Il existe un flou juridique autour de l’habitat léger ou alternatif qui comprend tiny houses, yourtes et roulottes. Aucun de ces habitats n’est considéré comme un logement. Pourtant, il en existe un grand nombre. 12 000 à 15 000 personnes vivent dans ce type d'habitat, selon le Collectif HaLé, qui en défend une reconnaissance juridique et sociale.

Pour obtenir un permis d’urbanisme, ces habitations alternatives doivent en fait répondre à des normes de sécurité et de salubrité. Des superficies minimales ou encore des hauteurs de plafond sont requises… Difficiles à atteindre la plupart du temps.

Installer sa tiny house dans une zone forestière ou agricole n’est pas autorisé. On peut néanmoins installer temporairement sur sa parcelle personnelle, sa tiny house, moyennant un accord de la commune, dont la tolérance est variable.

Davantage de souplesse

"L’arrivée de cette tiny house est une bonne nouvelle, c’est innovant et c’est la première fois que ça arrive", souligne aussi Apolline Vranken, chargée du projet Home For Less, initié par l’association l’Ilot, qui construit des modules de logement dans des bâtiments inoccupés de la capitale pour les personnes sans abri. "On fait du lobbying politique pour changer les permis d’urbanisme autour de l’occupation temporaire", poursuit-elle.
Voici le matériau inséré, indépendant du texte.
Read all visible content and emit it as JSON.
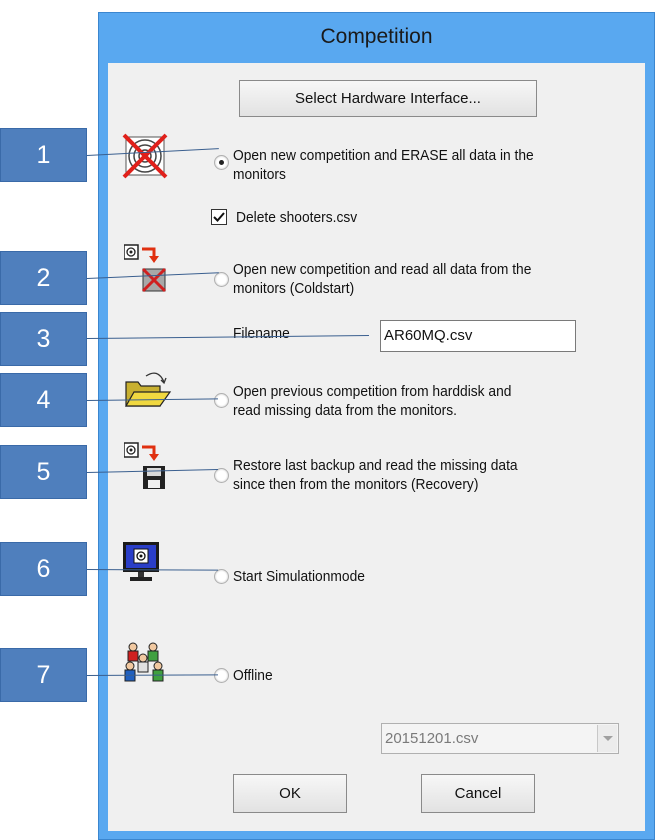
{
  "window": {
    "title": "Competition"
  },
  "buttons": {
    "hardware": "Select Hardware Interface...",
    "ok": "OK",
    "cancel": "Cancel"
  },
  "options": [
    {
      "label_line1": "Open new competition and ERASE all data in the",
      "label_line2": "monitors",
      "selected": true,
      "icon": "target-crossed-out-icon"
    },
    {
      "label_line1": "Open new competition and read all data from the",
      "label_line2": "monitors (Coldstart)",
      "selected": false,
      "icon": "target-to-crossed-disk-icon"
    },
    {
      "label_line1": "Open previous competition from harddisk and",
      "label_line2": "read missing data from the monitors.",
      "selected": false,
      "icon": "open-folder-icon"
    },
    {
      "label_line1": "Restore last backup and read the missing data",
      "label_line2": "since then from the monitors (Recovery)",
      "selected": false,
      "icon": "target-to-floppy-icon"
    },
    {
      "label_line1": "Start Simulationmode",
      "label_line2": "",
      "selected": false,
      "icon": "monitor-target-icon"
    },
    {
      "label_line1": "Offline",
      "label_line2": "",
      "selected": false,
      "icon": "people-group-icon"
    }
  ],
  "delete_shooters": {
    "label": "Delete shooters.csv",
    "checked": true
  },
  "filename": {
    "label": "Filename",
    "value": "AR60MQ.csv"
  },
  "offline_file": {
    "selected": "20151201.csv"
  },
  "callouts": [
    "1",
    "2",
    "3",
    "4",
    "5",
    "6",
    "7"
  ],
  "colors": {
    "titlebar": "#59a8f0",
    "callout": "#4f7fbd",
    "dialog_bg": "#f0f0f0"
  }
}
"Ce qu’on veut, c’est de la souplesse pour le public sans abri, comme c’est le cas par exemple pour les logements étudiants, ce qui permet de leur garantir des logements à des prix défiant toute concurrence."
Apolline Vranken, chargée du projet Home For Less

Et de rappeler l’objectif : "Offrir un maximum de logements dans des bonnes conditions". Ce qui passera par du léger et du durable. Un vœu partagé par Zelda Nguwo, qui rêverait de voir se multiplier les tiny houses pour répondre au mieux à la problématique d’accès au logement pour les plus démunis.

Vidéo : Semra Desovali - Montage : Johanna Pierre

Photos : Olivier Papegnies/Collectif Huma

Faire son nid dans un cube

Inhérents à la transformation des villes, friches et terrains inoccupés sont nombreux dans la capitale. Les associations membres de la campagne “400 Toits” y voient autant d’opportunités pour la création de logements alternatifs et innovants. Et dès lors un moyen parmi d’autres de contribuer significativement à la fin du sans-arbisme à Bruxelles. L’objectif étant de trouver 400 logements d’ici 2020. “Les temps classiques de production immobilière sont longs face aux besoins immédiats des personnes en grande vulnérabilité”, soulève Julie Rondier, coordinatrice Habitat & Humanisme.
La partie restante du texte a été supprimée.